Opinion and observation on a world gone crazy

Joe Gill, journalist and game inventor from Brighton, UK

Tuesday, 6 November 2012

Is Saville going to bring down the Tory establishment?

The Jimmy Saville case has opened a can of worms. This reaches beyond the BBC into the political establishment. Ever since the Waterhouse enquiry into the North Wales abuse scandal in the late 1990s, the names of certain senior Conservatives have been mentioned as being at the centre of a notorious paedophile ring.
Sir Ronald Waterhouse ruled that the names of alleged abusers remain anonymous during four years of hearings that ended in 2000, so none were mentioned in the press reports of the time. Only a handful of low-level abusers were convicted. The big names escaped justice.
The Guardian's Nick Davies did some deep digging into the case, and refers to the main figures involved without naming them. Scallywag, the defunct muckraking journal founded by the late Simon Regan, named names in a series of shocking but unprovable claims that can be read in this blog. (This blog has no new entries this decade, so I am not sure if this means it is written by Regan before his death aged 58.) If even half of what it claims is true, the exposure of such scandals to the public would make MPs expenses and the hacking affair seem like the most piffling of non-events. These allegations implicate Lady Thatcher in a cover-up. Will David Cameron's new enquiry deal with this and potentially see his party's name ruined like the Catholic church in Ireland?
Jimmy Saville's crimes are now being exposed. Meanwhile the Prime Minister has announced a new enquiry to re-examine the work of the Waterhouse enquiry and allegedly uncover what it missed.
The problem with public enquiries run by establishment figures is that they tend to bury the really bad stuff in a sea of data and mind-numbing detail. But make no mistake, the North Wales paedophile ring, if exposed, will rock the establishment to its knees. The Tory grandees from Cameron down must, right now, be planning a survival and deflection strategy.

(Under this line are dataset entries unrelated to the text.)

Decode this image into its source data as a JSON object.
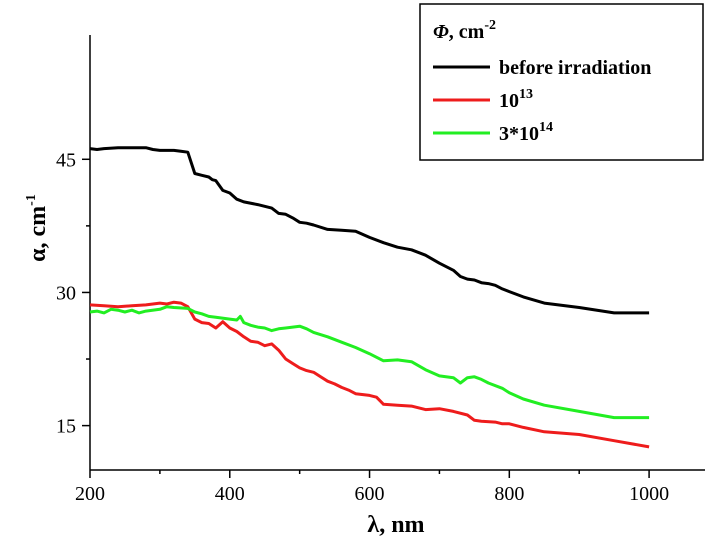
{
  "chart_data": {
    "type": "line",
    "xlabel": "λ, nm",
    "ylabel": "α, cm",
    "ylabel_sup": "-1",
    "xlim": [
      200,
      1080
    ],
    "ylim": [
      10,
      59
    ],
    "x_ticks": [
      200,
      400,
      600,
      800,
      1000
    ],
    "x_minor_ticks": [
      300,
      500,
      700,
      900
    ],
    "y_ticks": [
      15,
      30,
      45
    ],
    "y_minor_ticks": [
      22.5,
      37.5
    ],
    "grid": false,
    "legend": {
      "position": "top-right",
      "title_symbol": "Φ",
      "title_rest": ", cm",
      "title_sup": "-2"
    },
    "series": [
      {
        "name": "before irradiation",
        "color": "#000000",
        "points": [
          [
            200,
            46.2
          ],
          [
            210,
            46.1
          ],
          [
            220,
            46.2
          ],
          [
            240,
            46.3
          ],
          [
            260,
            46.3
          ],
          [
            280,
            46.3
          ],
          [
            290,
            46.1
          ],
          [
            300,
            46.0
          ],
          [
            320,
            46.0
          ],
          [
            330,
            45.9
          ],
          [
            340,
            45.8
          ],
          [
            350,
            43.4
          ],
          [
            360,
            43.2
          ],
          [
            370,
            43.0
          ],
          [
            375,
            42.7
          ],
          [
            380,
            42.6
          ],
          [
            390,
            41.5
          ],
          [
            400,
            41.2
          ],
          [
            410,
            40.5
          ],
          [
            420,
            40.2
          ],
          [
            440,
            39.9
          ],
          [
            460,
            39.5
          ],
          [
            470,
            38.9
          ],
          [
            480,
            38.8
          ],
          [
            490,
            38.4
          ],
          [
            500,
            37.9
          ],
          [
            510,
            37.8
          ],
          [
            520,
            37.6
          ],
          [
            540,
            37.1
          ],
          [
            560,
            37.0
          ],
          [
            580,
            36.9
          ],
          [
            600,
            36.2
          ],
          [
            620,
            35.6
          ],
          [
            640,
            35.1
          ],
          [
            660,
            34.8
          ],
          [
            680,
            34.2
          ],
          [
            700,
            33.3
          ],
          [
            720,
            32.5
          ],
          [
            730,
            31.8
          ],
          [
            740,
            31.5
          ],
          [
            750,
            31.4
          ],
          [
            760,
            31.1
          ],
          [
            770,
            31.0
          ],
          [
            780,
            30.8
          ],
          [
            790,
            30.4
          ],
          [
            800,
            30.1
          ],
          [
            820,
            29.5
          ],
          [
            850,
            28.8
          ],
          [
            900,
            28.3
          ],
          [
            950,
            27.7
          ],
          [
            1000,
            27.7
          ]
        ]
      },
      {
        "name": "10",
        "name_sup": "13",
        "color": "#ee1c1c",
        "points": [
          [
            200,
            28.6
          ],
          [
            220,
            28.5
          ],
          [
            240,
            28.4
          ],
          [
            260,
            28.5
          ],
          [
            280,
            28.6
          ],
          [
            300,
            28.8
          ],
          [
            310,
            28.7
          ],
          [
            320,
            28.9
          ],
          [
            330,
            28.8
          ],
          [
            340,
            28.4
          ],
          [
            350,
            27.0
          ],
          [
            360,
            26.6
          ],
          [
            370,
            26.5
          ],
          [
            380,
            26.0
          ],
          [
            390,
            26.7
          ],
          [
            400,
            26.0
          ],
          [
            410,
            25.6
          ],
          [
            420,
            25.0
          ],
          [
            430,
            24.5
          ],
          [
            440,
            24.4
          ],
          [
            450,
            24.0
          ],
          [
            460,
            24.2
          ],
          [
            470,
            23.5
          ],
          [
            480,
            22.5
          ],
          [
            490,
            22.0
          ],
          [
            500,
            21.5
          ],
          [
            510,
            21.2
          ],
          [
            520,
            21.0
          ],
          [
            530,
            20.5
          ],
          [
            540,
            20.0
          ],
          [
            550,
            19.7
          ],
          [
            560,
            19.3
          ],
          [
            570,
            19.0
          ],
          [
            580,
            18.6
          ],
          [
            600,
            18.4
          ],
          [
            610,
            18.2
          ],
          [
            620,
            17.4
          ],
          [
            640,
            17.3
          ],
          [
            660,
            17.2
          ],
          [
            680,
            16.8
          ],
          [
            700,
            16.9
          ],
          [
            720,
            16.6
          ],
          [
            740,
            16.2
          ],
          [
            750,
            15.6
          ],
          [
            760,
            15.5
          ],
          [
            780,
            15.4
          ],
          [
            790,
            15.2
          ],
          [
            800,
            15.2
          ],
          [
            820,
            14.8
          ],
          [
            850,
            14.3
          ],
          [
            900,
            14.0
          ],
          [
            950,
            13.3
          ],
          [
            1000,
            12.6
          ]
        ]
      },
      {
        "name": "3*10",
        "name_sup": "14",
        "color": "#22ee22",
        "points": [
          [
            200,
            27.8
          ],
          [
            210,
            27.9
          ],
          [
            220,
            27.7
          ],
          [
            230,
            28.1
          ],
          [
            240,
            28.0
          ],
          [
            250,
            27.8
          ],
          [
            260,
            28.0
          ],
          [
            270,
            27.7
          ],
          [
            280,
            27.9
          ],
          [
            300,
            28.1
          ],
          [
            310,
            28.4
          ],
          [
            320,
            28.3
          ],
          [
            340,
            28.2
          ],
          [
            350,
            27.8
          ],
          [
            360,
            27.6
          ],
          [
            370,
            27.3
          ],
          [
            380,
            27.2
          ],
          [
            400,
            27.0
          ],
          [
            410,
            26.9
          ],
          [
            415,
            27.3
          ],
          [
            420,
            26.6
          ],
          [
            430,
            26.3
          ],
          [
            440,
            26.1
          ],
          [
            450,
            26.0
          ],
          [
            460,
            25.7
          ],
          [
            470,
            25.9
          ],
          [
            480,
            26.0
          ],
          [
            490,
            26.1
          ],
          [
            500,
            26.2
          ],
          [
            510,
            25.9
          ],
          [
            520,
            25.5
          ],
          [
            540,
            25.0
          ],
          [
            560,
            24.4
          ],
          [
            580,
            23.8
          ],
          [
            600,
            23.1
          ],
          [
            620,
            22.3
          ],
          [
            640,
            22.4
          ],
          [
            660,
            22.2
          ],
          [
            680,
            21.3
          ],
          [
            700,
            20.6
          ],
          [
            720,
            20.4
          ],
          [
            730,
            19.8
          ],
          [
            740,
            20.4
          ],
          [
            750,
            20.5
          ],
          [
            760,
            20.2
          ],
          [
            770,
            19.8
          ],
          [
            790,
            19.2
          ],
          [
            800,
            18.7
          ],
          [
            820,
            18.0
          ],
          [
            850,
            17.3
          ],
          [
            900,
            16.6
          ],
          [
            950,
            15.9
          ],
          [
            1000,
            15.9
          ]
        ]
      }
    ]
  }
}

That strategy will involve these new enquiries, who runs them, their remit, and how they are reported.
Tom Watson MP, who helped to give us Leveson and to ask the tough questions others were avoiding, is taking a lead in all this. We should recall, of course, that Murdoch has survived the hacking scandal and come back fighting. But North Wales and Jimmy Saville are different. Millie Dowler's phone was hacked. North Wales involved the systematic abuse, and in some cases murder, of scores, hundreds of vulnerable children. The stakes are much higher. How can a democracy be kept in the dark for this long? Can the establishment limit the damage of this scandal? Will victims and the public be denied justice again?